Oxford Drug Design has raised nearly $2m (£1.5m) of private investment to enable it to progress a novel antibacterial programme and continue to build its proprietary platform.
The funding, which will also help finance the company’s commercial and research and development (R&D) activities, was supported by both existing shareholders including IP Group plc as well as new investors including Busolantix Investment SA, O2h Ventures and a number of Business Angels. 
Oxford Drug Design will continue to build and utilise its proprietary technology platform in cheminformatics, 3D molecular similarity and computer-aided drug design, in parallel with progressing the antibacterial programme.

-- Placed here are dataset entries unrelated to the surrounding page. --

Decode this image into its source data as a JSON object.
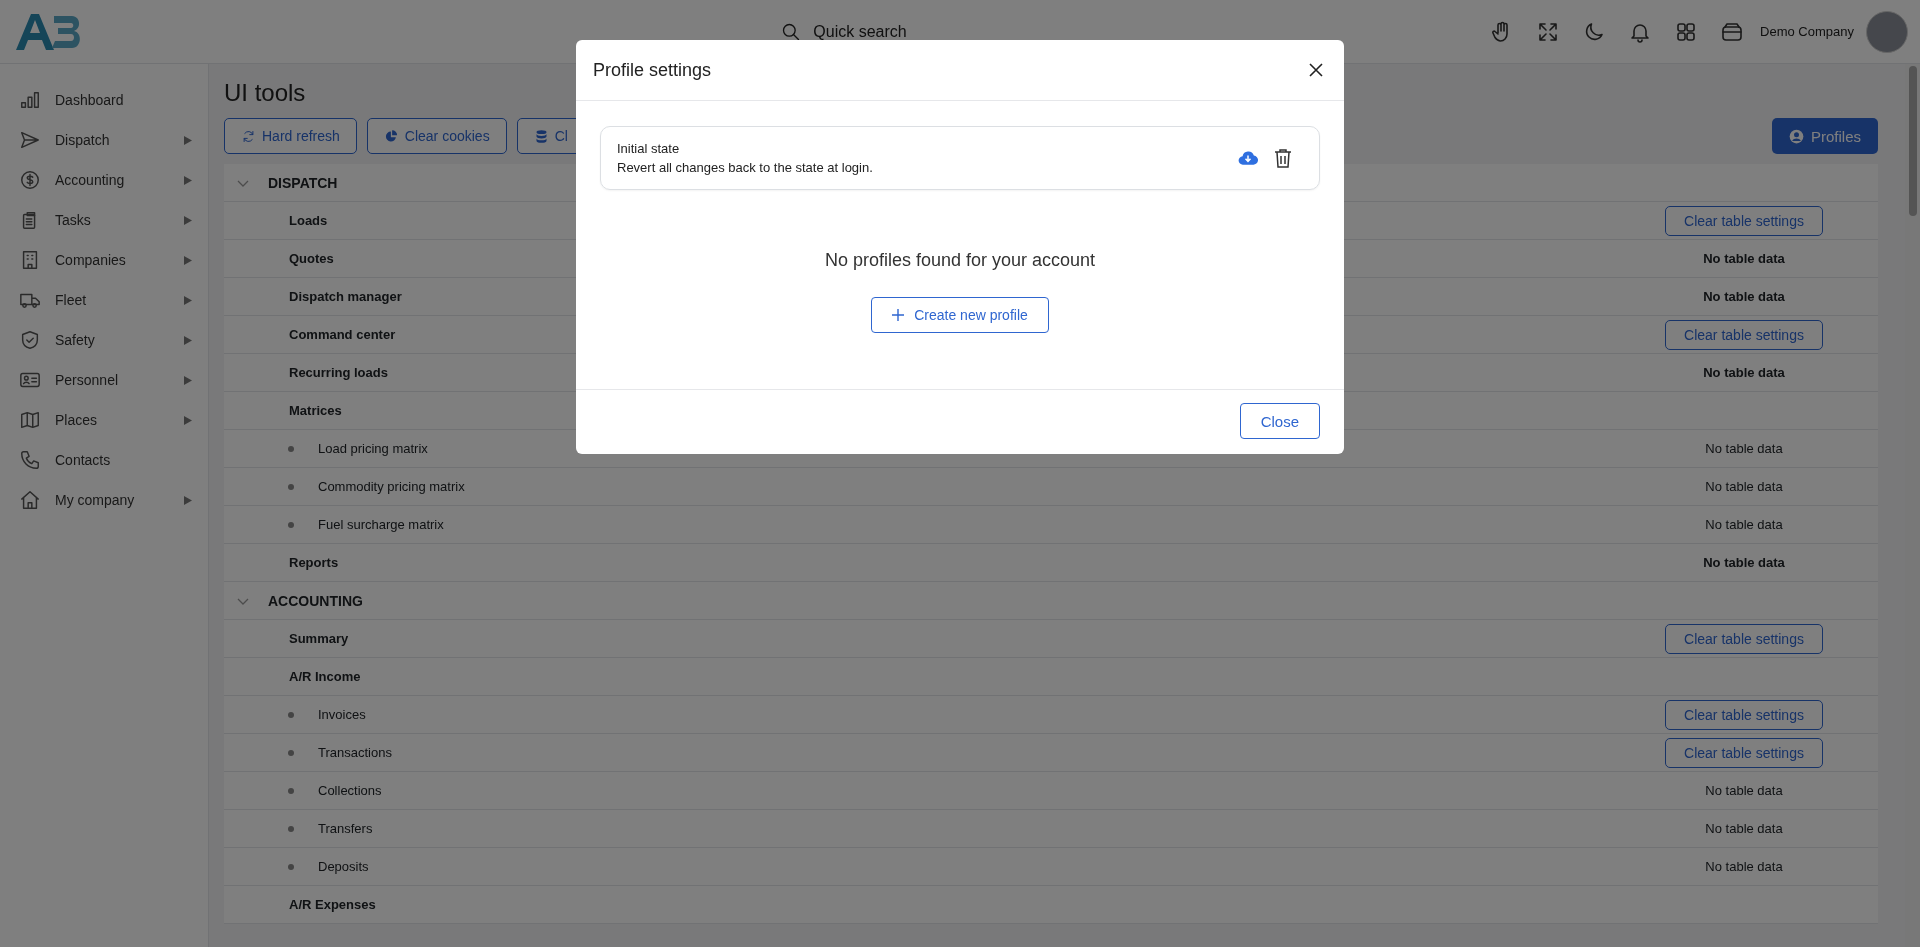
{
  "header": {
    "quick_search": "Quick search",
    "company": "Demo Company"
  },
  "sidebar": {
    "items": [
      {
        "label": "Dashboard",
        "has_submenu": false
      },
      {
        "label": "Dispatch",
        "has_submenu": true
      },
      {
        "label": "Accounting",
        "has_submenu": true
      },
      {
        "label": "Tasks",
        "has_submenu": true
      },
      {
        "label": "Companies",
        "has_submenu": true
      },
      {
        "label": "Fleet",
        "has_submenu": true
      },
      {
        "label": "Safety",
        "has_submenu": true
      },
      {
        "label": "Personnel",
        "has_submenu": true
      },
      {
        "label": "Places",
        "has_submenu": true
      },
      {
        "label": "Contacts",
        "has_submenu": false
      },
      {
        "label": "My company",
        "has_submenu": true
      }
    ]
  },
  "page": {
    "title": "UI tools",
    "toolbar": [
      {
        "label": "Hard refresh"
      },
      {
        "label": "Clear cookies"
      },
      {
        "label": "Cl"
      }
    ],
    "profiles_button": "Profiles"
  },
  "table": {
    "sections": [
      {
        "title": "DISPATCH",
        "expanded": true,
        "rows": [
          {
            "label": "Loads",
            "kind": "item",
            "action": {
              "kind": "button",
              "label": "Clear table settings"
            }
          },
          {
            "label": "Quotes",
            "kind": "item",
            "action": {
              "kind": "text",
              "label": "No table data"
            }
          },
          {
            "label": "Dispatch manager",
            "kind": "item",
            "action": {
              "kind": "text",
              "label": "No table data"
            }
          },
          {
            "label": "Command center",
            "kind": "item",
            "action": {
              "kind": "button",
              "label": "Clear table settings"
            }
          },
          {
            "label": "Recurring loads",
            "kind": "item",
            "action": {
              "kind": "text",
              "label": "No table data"
            }
          },
          {
            "label": "Matrices",
            "kind": "item"
          },
          {
            "label": "Load pricing matrix",
            "kind": "subitem",
            "action": {
              "kind": "text",
              "label": "No table data"
            }
          },
          {
            "label": "Commodity pricing matrix",
            "kind": "subitem",
            "action": {
              "kind": "text",
              "label": "No table data"
            }
          },
          {
            "label": "Fuel surcharge matrix",
            "kind": "subitem",
            "action": {
              "kind": "text",
              "label": "No table data"
            }
          },
          {
            "label": "Reports",
            "kind": "item",
            "action": {
              "kind": "text",
              "label": "No table data"
            }
          }
        ]
      },
      {
        "title": "ACCOUNTING",
        "expanded": true,
        "rows": [
          {
            "label": "Summary",
            "kind": "item",
            "action": {
              "kind": "button",
              "label": "Clear table settings"
            }
          },
          {
            "label": "A/R Income",
            "kind": "item"
          },
          {
            "label": "Invoices",
            "kind": "subitem",
            "action": {
              "kind": "button",
              "label": "Clear table settings"
            }
          },
          {
            "label": "Transactions",
            "kind": "subitem",
            "action": {
              "kind": "button",
              "label": "Clear table settings"
            }
          },
          {
            "label": "Collections",
            "kind": "subitem",
            "action": {
              "kind": "text",
              "label": "No table data"
            }
          },
          {
            "label": "Transfers",
            "kind": "subitem",
            "action": {
              "kind": "text",
              "label": "No table data"
            }
          },
          {
            "label": "Deposits",
            "kind": "subitem",
            "action": {
              "kind": "text",
              "label": "No table data"
            }
          },
          {
            "label": "A/R Expenses",
            "kind": "item"
          }
        ]
      }
    ]
  },
  "modal": {
    "title": "Profile settings",
    "profile": {
      "title": "Initial state",
      "description": "Revert all changes back to the state at login."
    },
    "empty_text": "No profiles found for your account",
    "create_button": "Create new profile",
    "close_button": "Close"
  }
}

Oxford Drug Design starts work on $1.1m project to fight drug-resistant bacteria

1 March 2017

Oxford Drug Design (formerly InhibOx) has started work on a $1.1m (£900k) grant funded project to develop novel antibiotics. The project started four years ago as part of an EU-funded collaboration into multi-drug resistance. Capitalising on drug design, chemical synthesis and biology skills across the consortium, they have discovered new molecules with activity against a range of Gram-negative bacteria. The new money comes from Innovate UK, the UK's innovation agency, as part of the biomedical catalyst fund and will be used to design dual target inhibitors of aminoacyl tRNA synthetases for the treatment of multi-drug-resistant infections.
The compounds discovered so far inhibit a member of the tRNA synthetase family which plays a key role in protein biosynthesis. They have activity against a range of Gram-negative bacteria but need to be improved in terms of the level of activity and stability. This class of bacteria (which includes species such as E. coli and Klebsiella) has an extra layer to their cell wall. This provides them with an additional barrier to drug penetration, making them much harder to treat. By targeting more than one tRNA synthetase improvements should be seen in terms of both activity and decreased levels of bacterial resistance.
The next steps are to optimize the molecules to enhance their activity and stability and to monitor the emergence of resistance. The design work will be carried by over the next two years with the aim of developing a candidate ready for clinical testing.